The received wisdom is that Robert Moses was determined to route the Brooklyn-Queens Expressway through Brooklyn Heights, following the route of Hicks Street, staying roughly on the course it had taken through Carroll Gardens and Cobble Hill, but that heroic resistance by Heights residents convinced him to try the innovative plan (where have we heard that lately?) of building a cantilevered highway on the side of the bluff below the Heights, with a Promenade on top.
That’s all wrong, according to Thomas J. Campanella, in New York Magazine’s “Intelligencer”. Mr. Campanella, associate professor of city planning at Cornell University and historian-in-residence of the New York City Parks Department, contends that Moses never seriously intended for the BQE to follow the Hicks Street route, instead preferring a route paralleling Furman Street.

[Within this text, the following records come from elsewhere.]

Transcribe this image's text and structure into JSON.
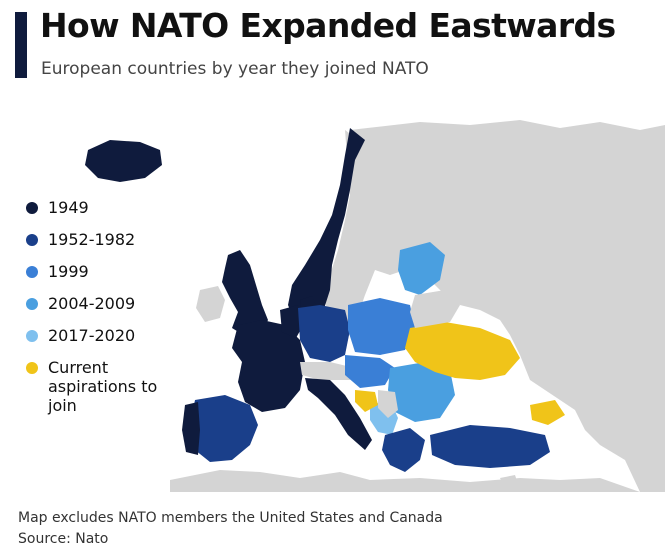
{
  "header": {
    "title": "How NATO Expanded Eastwards",
    "subtitle": "European countries by year they joined NATO"
  },
  "legend": [
    {
      "label": "1949",
      "color": "#0f1b3d"
    },
    {
      "label": "1952-1982",
      "color": "#1a3f8a"
    },
    {
      "label": "1999",
      "color": "#3a7fd6"
    },
    {
      "label": "2004-2009",
      "color": "#4a9fe0"
    },
    {
      "label": "2017-2020",
      "color": "#7fc0ee"
    },
    {
      "label": "Current aspirations to join",
      "color": "#f0c419"
    }
  ],
  "map": {
    "non_member_color": "#d4d4d4",
    "sea_color": "#ffffff"
  },
  "footer": {
    "note": "Map excludes NATO members the United States and Canada",
    "source": "Source: Nato"
  }
}
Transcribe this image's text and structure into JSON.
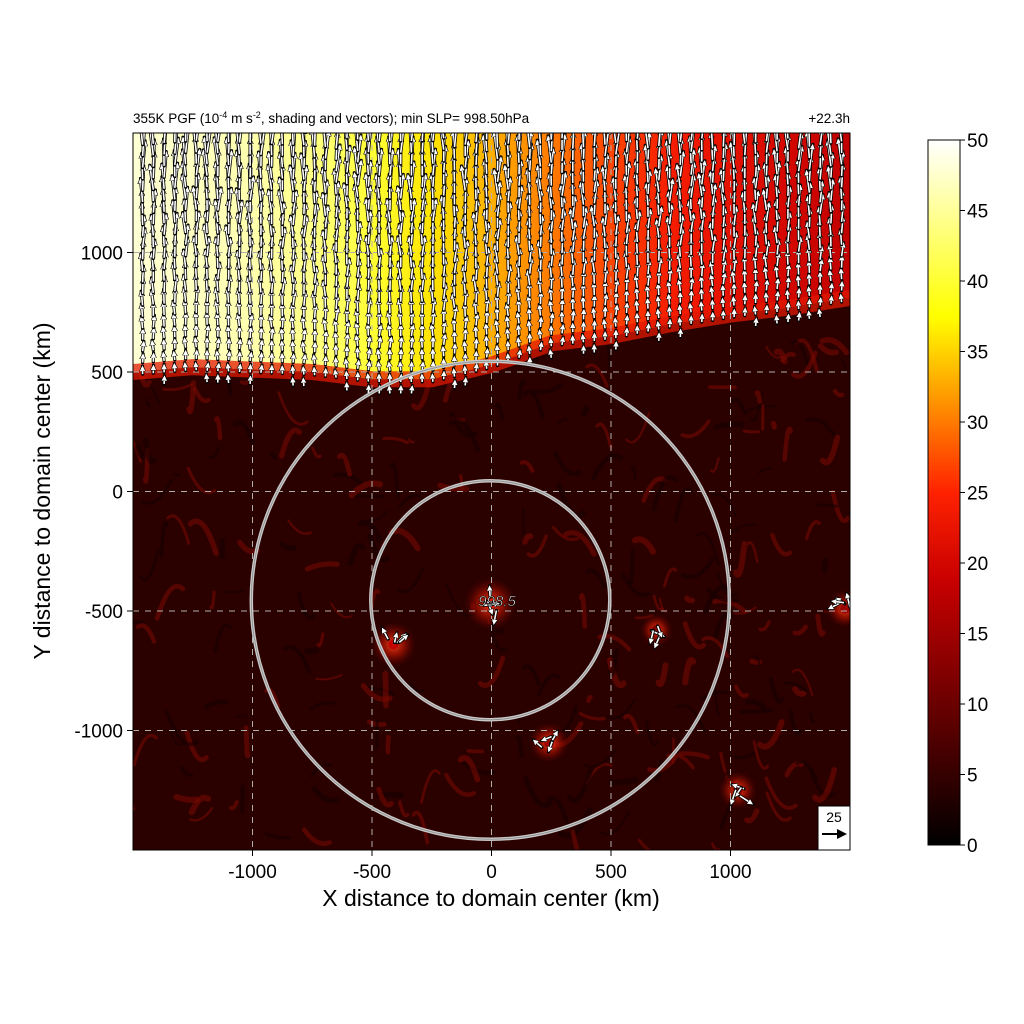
{
  "chart_data": {
    "type": "heatmap",
    "title": {
      "prefix": "355K PGF (10",
      "exponent_1": "-4",
      "middle": " m s",
      "exponent_2": "-2",
      "suffix": ", shading and vectors); min SLP= 998.50hPa"
    },
    "time_label": "+22.3h",
    "xlabel": "X distance to domain center (km)",
    "ylabel": "Y distance to domain center (km)",
    "xlim": [
      -1500,
      1500
    ],
    "ylim": [
      -1500,
      1500
    ],
    "x_ticks": [
      -1000,
      -500,
      0,
      500,
      1000
    ],
    "y_ticks": [
      -1000,
      -500,
      0,
      500,
      1000
    ],
    "x_tick_labels": [
      "-1000",
      "-500",
      "0",
      "500",
      "1000"
    ],
    "y_tick_labels": [
      "-1000",
      "-500",
      "0",
      "500",
      "1000"
    ],
    "grid": true,
    "colorbar": {
      "range": [
        0,
        50
      ],
      "ticks": [
        0,
        5,
        10,
        15,
        20,
        25,
        30,
        35,
        40,
        45,
        50
      ],
      "tick_labels": [
        "0",
        "5",
        "10",
        "15",
        "20",
        "25",
        "30",
        "35",
        "40",
        "45",
        "50"
      ],
      "colormap": "hot"
    },
    "center": {
      "x": -5,
      "y": -455,
      "label": "998.5"
    },
    "range_rings_km": [
      500,
      1000
    ],
    "reference_vector": {
      "label": "25",
      "value": 25
    },
    "front_boundary": {
      "x": [
        -1500,
        -1250,
        -1000,
        -750,
        -500,
        -250,
        0,
        250,
        500,
        750,
        1000,
        1250,
        1500
      ],
      "y": [
        500,
        520,
        510,
        500,
        470,
        470,
        530,
        620,
        650,
        700,
        740,
        770,
        810
      ]
    },
    "northern_field": {
      "x": [
        -1500,
        -1250,
        -1000,
        -750,
        -500,
        -250,
        0,
        250,
        500,
        750,
        1000,
        1250,
        1500
      ],
      "top_value": [
        48,
        47,
        46,
        44,
        40,
        36,
        33,
        30,
        27,
        24,
        22,
        20,
        18
      ]
    },
    "hotspots": [
      {
        "x": -5,
        "y": -470,
        "value": 22
      },
      {
        "x": -410,
        "y": -640,
        "value": 18
      },
      {
        "x": 240,
        "y": -1050,
        "value": 15
      },
      {
        "x": 1030,
        "y": -1250,
        "value": 14
      },
      {
        "x": 1480,
        "y": -490,
        "value": 14
      },
      {
        "x": 690,
        "y": -580,
        "value": 11
      }
    ],
    "colors": {
      "background": "#ffffff",
      "ring": "#c8c8c8",
      "grid": "#b0b0b0"
    }
  }
}
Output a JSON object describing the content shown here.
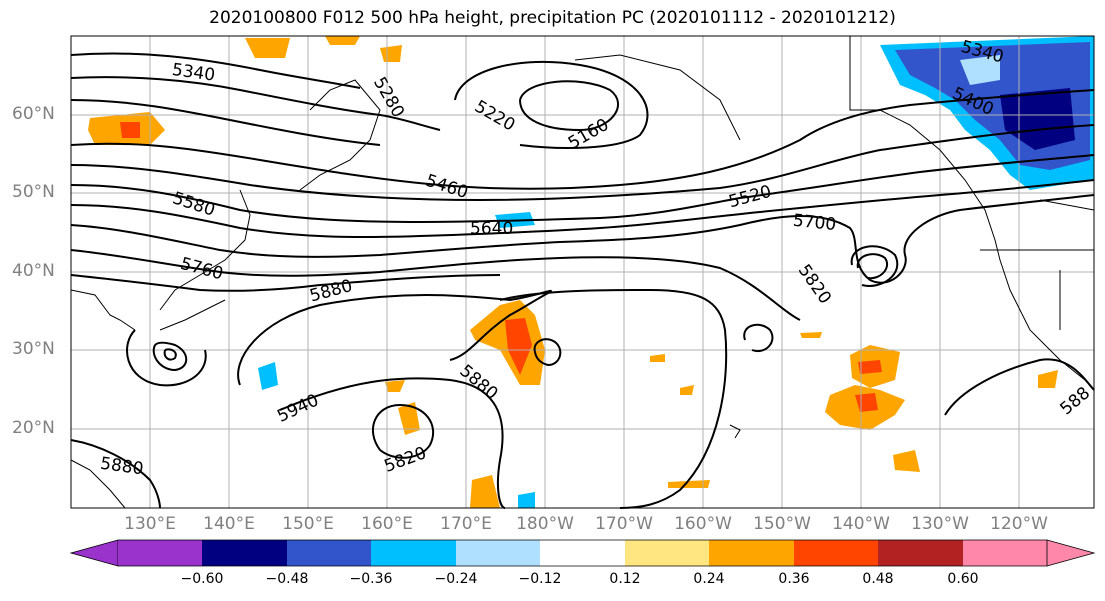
{
  "title": "2020100800 F012 500 hPa height, precipitation PC (2020101112 - 2020101212)",
  "map": {
    "region": "North Pacific",
    "lat_labels": [
      "60°N",
      "50°N",
      "40°N",
      "30°N",
      "20°N"
    ],
    "lon_labels": [
      "130°E",
      "140°E",
      "150°E",
      "160°E",
      "170°E",
      "180°W",
      "170°W",
      "160°W",
      "150°W",
      "140°W",
      "130°W",
      "120°W"
    ],
    "contour_labels": [
      "5340",
      "5280",
      "5220",
      "5160",
      "5460",
      "5580",
      "5640",
      "5520",
      "5700",
      "5760",
      "5880",
      "5820",
      "5940",
      "5880",
      "5820",
      "5880",
      "5400",
      "5340",
      "588"
    ],
    "contour_color": "#000000",
    "grid": true
  },
  "colorbar": {
    "ticks": [
      "−0.60",
      "−0.48",
      "−0.36",
      "−0.24",
      "−0.12",
      "0.12",
      "0.24",
      "0.36",
      "0.48",
      "0.60"
    ],
    "colors": [
      "#9933cc",
      "#000080",
      "#3355cc",
      "#00bfff",
      "#b0e0ff",
      "#ffffff",
      "#ffe680",
      "#ffa500",
      "#ff4500",
      "#b22222",
      "#ff88aa"
    ],
    "extend": "both"
  }
}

Still, he was angry with the Heights because residents here enlisted the aid of Eleanor Roosevelt to oppose his plan for a Brooklyn-Battery Bridge, which they regarded as a potential eyesore, and forced him to build a tunnel instead. To get revenge, he posted surveyors with theodolites along Hicks, prompting an alarmed headline in the Brooklyn Heights Press. His other intention was to get approval for his proposal to top his cantilevered highway with a promenade that would be part of the public park system. The idea of a public promenade there had been proposed several times before, but Columbia Heights residents had always opposed it.
So, should the story of the brave Heights resistance leading to Moses’ revising his highway plan join the lovely tale of Miss Middagh’s renaming of the Fruit Streets as fake history?